In this context, the discussion will also present the interim results of the Greenhouse Gas Instruments and Policies (GRIP) project from the Institute for Science Innovation and Society at the University of Oxford. The GRIP project has undertaken over fifty hours of interviews with expert stakeholders (policymakers, politicians and representatives from academia, industry and civil society) in the United Kingdom on greenhouse gas removal, to better understand views on how policy should be developed to either restrict or incentivise proposed techniques to remove greenhouse gases from the atmosphere.

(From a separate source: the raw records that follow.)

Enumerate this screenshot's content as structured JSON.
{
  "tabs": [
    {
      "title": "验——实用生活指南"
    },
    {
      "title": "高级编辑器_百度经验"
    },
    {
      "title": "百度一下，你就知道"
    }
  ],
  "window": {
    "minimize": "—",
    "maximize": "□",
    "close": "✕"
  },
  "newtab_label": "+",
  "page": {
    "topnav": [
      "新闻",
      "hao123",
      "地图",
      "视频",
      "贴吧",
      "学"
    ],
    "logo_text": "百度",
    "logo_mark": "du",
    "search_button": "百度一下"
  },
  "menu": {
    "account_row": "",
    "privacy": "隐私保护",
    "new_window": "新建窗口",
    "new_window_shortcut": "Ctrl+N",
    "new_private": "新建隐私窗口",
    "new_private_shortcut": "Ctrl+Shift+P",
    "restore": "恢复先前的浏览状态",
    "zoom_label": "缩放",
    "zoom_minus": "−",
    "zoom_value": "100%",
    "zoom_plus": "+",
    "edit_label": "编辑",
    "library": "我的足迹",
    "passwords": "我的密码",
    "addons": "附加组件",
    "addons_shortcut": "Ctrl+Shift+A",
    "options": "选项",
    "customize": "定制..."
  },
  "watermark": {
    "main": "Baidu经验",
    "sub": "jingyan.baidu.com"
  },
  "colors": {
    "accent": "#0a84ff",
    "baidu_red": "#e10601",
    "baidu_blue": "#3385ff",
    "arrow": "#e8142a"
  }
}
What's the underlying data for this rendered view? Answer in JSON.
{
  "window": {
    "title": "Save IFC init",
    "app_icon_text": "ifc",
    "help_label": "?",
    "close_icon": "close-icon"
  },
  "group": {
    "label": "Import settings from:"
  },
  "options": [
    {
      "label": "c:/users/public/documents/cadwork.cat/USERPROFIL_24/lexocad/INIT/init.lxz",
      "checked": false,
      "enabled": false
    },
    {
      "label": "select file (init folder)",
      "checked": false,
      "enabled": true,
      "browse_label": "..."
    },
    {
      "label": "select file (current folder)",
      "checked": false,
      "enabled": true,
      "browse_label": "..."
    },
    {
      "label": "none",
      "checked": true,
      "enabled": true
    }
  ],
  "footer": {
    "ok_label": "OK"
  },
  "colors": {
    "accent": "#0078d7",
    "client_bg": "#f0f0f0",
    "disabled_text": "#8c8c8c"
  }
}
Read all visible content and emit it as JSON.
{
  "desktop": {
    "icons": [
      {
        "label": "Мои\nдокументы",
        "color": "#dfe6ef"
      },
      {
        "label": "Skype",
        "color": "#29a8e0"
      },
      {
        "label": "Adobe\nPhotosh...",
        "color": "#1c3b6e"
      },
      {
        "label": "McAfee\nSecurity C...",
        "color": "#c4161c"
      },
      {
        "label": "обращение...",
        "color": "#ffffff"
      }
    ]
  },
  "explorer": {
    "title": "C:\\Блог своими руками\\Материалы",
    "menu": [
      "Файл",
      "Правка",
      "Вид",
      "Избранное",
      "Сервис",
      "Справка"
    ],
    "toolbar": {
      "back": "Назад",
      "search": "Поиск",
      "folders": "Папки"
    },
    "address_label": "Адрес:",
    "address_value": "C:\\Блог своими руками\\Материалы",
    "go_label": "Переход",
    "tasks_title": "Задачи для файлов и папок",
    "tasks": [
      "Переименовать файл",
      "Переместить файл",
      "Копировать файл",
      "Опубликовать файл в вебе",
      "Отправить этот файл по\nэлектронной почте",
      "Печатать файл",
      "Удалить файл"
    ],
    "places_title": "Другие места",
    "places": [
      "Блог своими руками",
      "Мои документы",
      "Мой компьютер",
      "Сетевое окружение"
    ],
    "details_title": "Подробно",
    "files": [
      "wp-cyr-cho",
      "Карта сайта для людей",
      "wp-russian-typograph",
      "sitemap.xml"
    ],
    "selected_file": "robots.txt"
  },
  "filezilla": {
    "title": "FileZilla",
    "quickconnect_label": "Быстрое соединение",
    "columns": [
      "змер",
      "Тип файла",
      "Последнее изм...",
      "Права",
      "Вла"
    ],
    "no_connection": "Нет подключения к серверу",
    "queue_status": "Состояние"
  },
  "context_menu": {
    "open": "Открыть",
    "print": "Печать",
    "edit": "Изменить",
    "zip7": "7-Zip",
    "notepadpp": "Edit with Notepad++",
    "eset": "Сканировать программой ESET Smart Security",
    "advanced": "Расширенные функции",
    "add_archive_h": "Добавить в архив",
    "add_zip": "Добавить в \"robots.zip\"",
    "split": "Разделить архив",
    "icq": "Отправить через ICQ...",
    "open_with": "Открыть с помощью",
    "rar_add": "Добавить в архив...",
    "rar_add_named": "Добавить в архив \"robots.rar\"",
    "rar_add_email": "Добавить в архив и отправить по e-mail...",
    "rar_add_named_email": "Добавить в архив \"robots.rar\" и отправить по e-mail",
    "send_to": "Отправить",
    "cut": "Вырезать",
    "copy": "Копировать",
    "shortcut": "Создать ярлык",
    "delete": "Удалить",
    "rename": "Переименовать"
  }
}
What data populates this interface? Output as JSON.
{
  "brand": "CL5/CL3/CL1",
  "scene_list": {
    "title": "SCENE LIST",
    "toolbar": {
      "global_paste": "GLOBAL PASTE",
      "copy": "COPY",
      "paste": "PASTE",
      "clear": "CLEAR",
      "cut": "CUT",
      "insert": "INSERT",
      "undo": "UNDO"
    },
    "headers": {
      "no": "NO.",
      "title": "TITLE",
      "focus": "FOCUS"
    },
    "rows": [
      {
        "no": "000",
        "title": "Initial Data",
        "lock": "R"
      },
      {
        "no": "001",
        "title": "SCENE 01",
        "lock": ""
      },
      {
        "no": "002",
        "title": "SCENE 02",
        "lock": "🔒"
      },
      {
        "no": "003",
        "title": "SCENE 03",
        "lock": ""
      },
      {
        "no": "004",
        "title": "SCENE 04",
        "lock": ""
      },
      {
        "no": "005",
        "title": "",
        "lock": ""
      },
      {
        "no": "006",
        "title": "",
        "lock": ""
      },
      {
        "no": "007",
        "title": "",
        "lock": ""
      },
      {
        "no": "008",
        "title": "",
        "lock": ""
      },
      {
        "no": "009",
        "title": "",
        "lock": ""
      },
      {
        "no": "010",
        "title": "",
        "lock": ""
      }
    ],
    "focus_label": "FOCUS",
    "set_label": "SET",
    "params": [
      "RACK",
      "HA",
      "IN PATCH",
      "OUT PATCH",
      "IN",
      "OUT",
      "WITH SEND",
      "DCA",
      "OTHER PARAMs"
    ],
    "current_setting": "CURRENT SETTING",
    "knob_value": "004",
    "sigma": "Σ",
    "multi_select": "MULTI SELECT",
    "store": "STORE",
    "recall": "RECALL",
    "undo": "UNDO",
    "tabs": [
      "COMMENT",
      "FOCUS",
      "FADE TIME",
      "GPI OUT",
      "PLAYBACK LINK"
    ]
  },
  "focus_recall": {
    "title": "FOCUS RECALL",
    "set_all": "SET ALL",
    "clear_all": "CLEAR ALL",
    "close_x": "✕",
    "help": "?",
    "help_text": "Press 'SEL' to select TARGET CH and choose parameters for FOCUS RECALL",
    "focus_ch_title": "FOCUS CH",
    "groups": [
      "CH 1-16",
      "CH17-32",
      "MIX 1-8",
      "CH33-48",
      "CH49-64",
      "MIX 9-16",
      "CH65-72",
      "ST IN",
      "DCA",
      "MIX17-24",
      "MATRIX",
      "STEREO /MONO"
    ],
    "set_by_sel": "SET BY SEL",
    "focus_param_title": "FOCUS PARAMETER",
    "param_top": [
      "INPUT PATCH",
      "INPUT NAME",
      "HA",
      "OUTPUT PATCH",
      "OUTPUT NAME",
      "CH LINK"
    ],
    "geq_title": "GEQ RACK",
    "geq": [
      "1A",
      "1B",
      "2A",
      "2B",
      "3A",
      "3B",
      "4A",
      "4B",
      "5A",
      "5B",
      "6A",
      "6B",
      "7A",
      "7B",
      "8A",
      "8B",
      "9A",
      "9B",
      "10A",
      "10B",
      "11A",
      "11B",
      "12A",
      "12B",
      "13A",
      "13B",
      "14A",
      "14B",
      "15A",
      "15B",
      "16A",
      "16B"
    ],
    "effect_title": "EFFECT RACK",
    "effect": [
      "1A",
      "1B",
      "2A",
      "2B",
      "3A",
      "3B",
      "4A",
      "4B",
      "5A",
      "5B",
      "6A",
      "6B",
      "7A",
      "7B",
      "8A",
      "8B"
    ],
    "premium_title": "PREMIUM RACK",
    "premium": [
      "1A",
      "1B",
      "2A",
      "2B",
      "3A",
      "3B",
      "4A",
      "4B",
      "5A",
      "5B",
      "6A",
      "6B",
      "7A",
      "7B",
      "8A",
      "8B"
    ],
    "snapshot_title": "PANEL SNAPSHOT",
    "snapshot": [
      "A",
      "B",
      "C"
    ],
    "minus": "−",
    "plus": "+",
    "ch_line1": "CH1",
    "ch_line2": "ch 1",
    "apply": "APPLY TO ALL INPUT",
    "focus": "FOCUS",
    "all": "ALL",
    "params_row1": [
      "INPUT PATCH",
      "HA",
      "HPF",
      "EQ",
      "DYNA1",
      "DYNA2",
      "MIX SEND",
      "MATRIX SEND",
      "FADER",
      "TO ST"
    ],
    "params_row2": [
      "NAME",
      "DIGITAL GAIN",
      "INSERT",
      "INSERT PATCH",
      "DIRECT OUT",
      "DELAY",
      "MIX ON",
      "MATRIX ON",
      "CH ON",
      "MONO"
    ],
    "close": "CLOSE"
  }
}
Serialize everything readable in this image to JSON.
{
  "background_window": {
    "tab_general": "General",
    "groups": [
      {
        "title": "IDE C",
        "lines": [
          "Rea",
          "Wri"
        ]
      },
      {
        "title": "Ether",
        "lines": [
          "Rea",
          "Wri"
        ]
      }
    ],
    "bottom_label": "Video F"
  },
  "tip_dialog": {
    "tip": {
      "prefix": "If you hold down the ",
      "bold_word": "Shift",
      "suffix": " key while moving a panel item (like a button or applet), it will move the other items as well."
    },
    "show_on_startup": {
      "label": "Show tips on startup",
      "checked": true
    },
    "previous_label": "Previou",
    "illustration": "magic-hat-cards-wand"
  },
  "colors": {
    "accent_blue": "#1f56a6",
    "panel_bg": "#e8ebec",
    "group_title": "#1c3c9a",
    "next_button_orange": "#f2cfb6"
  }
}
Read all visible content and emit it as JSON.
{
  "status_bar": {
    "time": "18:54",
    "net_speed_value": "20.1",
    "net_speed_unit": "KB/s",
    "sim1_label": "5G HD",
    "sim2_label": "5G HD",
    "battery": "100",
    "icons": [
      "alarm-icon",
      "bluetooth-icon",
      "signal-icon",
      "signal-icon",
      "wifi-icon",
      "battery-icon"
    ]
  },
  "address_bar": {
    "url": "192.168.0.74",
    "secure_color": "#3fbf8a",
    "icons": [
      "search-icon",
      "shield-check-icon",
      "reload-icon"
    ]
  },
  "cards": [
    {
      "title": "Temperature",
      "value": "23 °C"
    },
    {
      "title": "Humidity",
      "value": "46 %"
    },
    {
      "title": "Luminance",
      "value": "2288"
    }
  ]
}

The side event will also discuss the importance of greenhouse gas metrics for national level emission accounting, in the context of the New Zealand Government’s proposed target of net-zero emissions by 2050. Under conventional metrics, emissions from agriculture make up around half of New Zealand’s total emissions. Despite this, the ‘biological emissions’ from agriculture – methane and nitrous oxide – have not been included in New Zealand’s emissions trading scheme or other measures, beyond reporting obligations. This presentation will outline some of the main policy challenges facing the agriculture sector, informed by the latest research on the measurement of the various greenhouse gases. A key component is how to differentiate between long and short-lived gases in policy and economic instruments.
The talks will be followed by a panel discussion with the speakers, who will be joined by agribusiness practitioner Roland Bonney, Co-Founder of Benchmark Holdings.